Joel McHale and Ashley Sutton in Yellowjackets Season 3

Joel McHale and Ashley Sutton in Yellowjackets Season 3 | Image via Showtime

Of course, she can’t be that lucky, since the present-day scenes strongly imply that Hannah and Kodi never made it out of the wilderness. Shauna is now fixated on the theory that Hannah’s daughter is the one who’s trying to kill her. The tape she received was recorded by Hannah as a message to her daughter, who she gave birth to as a teenager. So, it’s not a totally wild theory that news of what happened to the group might have left the wilderness, even if Hannah, Edwin, and Kodi didn’t.

And as far as we can tell they didn’t. The press reported on their disappearance, but it wasn’t out of the ordinary because people go missing in wildernesses all the time, and since they were supposed to be 100 miles away from the Yellowjackets crash site, the two incidents were never connected. But they’re about to be – by Callie, of all people.

The road trip to confront Hannah’s mysterious daughter, which Tai, Van, and Misty all come along for, is waylaid by two developments. The first is that Misty gets a call from Walter confirming that the DNA under Lottie’s fingernails belongs to Shauna, implying she’s the killer. But this is coming right after Tai was implicated in the same murder, so unless they were working together without the knowledge of the other, it’s probably more likely that it was someone else entirely.

The other thing is Van starts vomiting blood. The last we heard her cancer had stopped metastasizing, but she isn’t totally out of the woods, which only enables Tai’s warped viewpoint that it’s perfectly acceptable to keep sacrificing people to the wilderness to prolong their own lives. This, she claims, is what she was asking Lottie about when she secretly met her on the day she died. This is also why Tai’s darker half seems to be in control; she’s going against Van’s wishes to keep her alive.
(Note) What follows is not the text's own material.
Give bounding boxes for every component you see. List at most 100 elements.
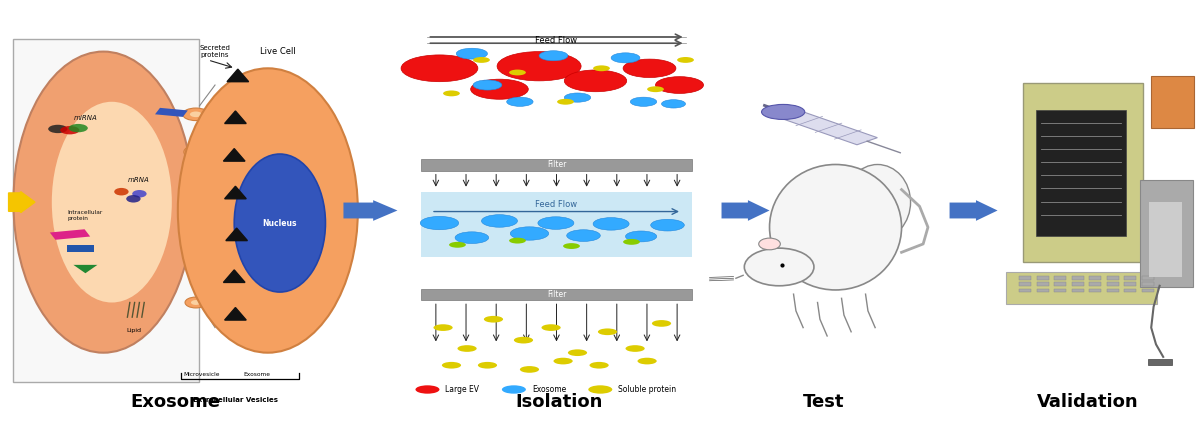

It’s almost a romantic gesture. Almost.

Fittingly, it’s Other Tai who Van sees as she slips in and out of consciousness, implying that Tai is going to do whatever she needs to in order to keep Van alive, and Van is going to have all that guilt on her conscience. This is somewhat less romantic.

Yellowjackets Season 3, Episode 7 ends with Shauna parked outside Hannah’s daughter’s house with a knife, after having stormed off from the hospital following Misty’s accusation about Lottie. It also ends with Callie taking her findings about Edwin, Hannah, and Kodi to Jeff, floating the very viable theory that perhaps Shauna isn’t quite the good guy she has painted herself out to be. At this point, that seems a given. But quite how bad is she?